While speaking at the virtual Mipcom market on Monday, Sarandos called the film "misunderstood" and said "it's a little surprising in 2020 America that we're having a discussion about censoring storytelling," Deadline reported.

"It's a film that is very misunderstood with some audiences, uniquely within the United States," Sarandos added. "The film speaks for itself. It's a very personal coming of age film, it's the director's story and the film has obviously played very well at Sundance without any of this controversy and played in theaters throughout Europe without any of this controversy."

The award-winning French film — rated TV-MA (for mature audiences only) in the United States — attracted immediate criticism for its overt sexualization of young children upon its debut on Netflix.
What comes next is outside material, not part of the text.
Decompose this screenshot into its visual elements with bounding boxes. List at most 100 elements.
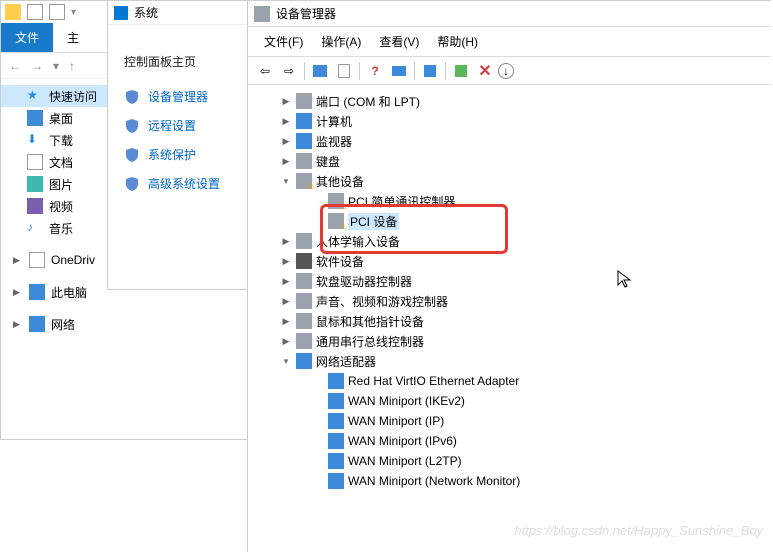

Outraged viewers rushed to sign a Change.org petition called "Cancel Netflix Subscription," and the hashtag #CancelNetflix soon began trending on social media.

Shortly after, a Texas grand jury indicted Netflix on charges that the streamer "knowingly promote[d] visual material which depicts the lewd exhibition of the genitals or pubic area of a clothed or partially clothed child who was younger than 18 years of age at the time the visual material was created, which appeals to the prurient interest in sex, and has no serious, literary, artistic, political, or scientific value."

Throughout the controversy, Netflix has adamantly stood by its decision to stream the film, only offering an apology for using "inappropriate artwork" to promote the project in late August.

In a statement to TheBlaze, a Netflix spokesperson essentially argued that by streaming a film about the sexualization of young children, the company was working to combat the sexualization of young children.

"Cuties is a social commentary against the sexualization of young children. It's an award winning film and a powerful story about the pressure young girls face on social media and from society more generally growing up — and we'd encourage anyone who cares about these important issues to watch the movie," the spokesperson said.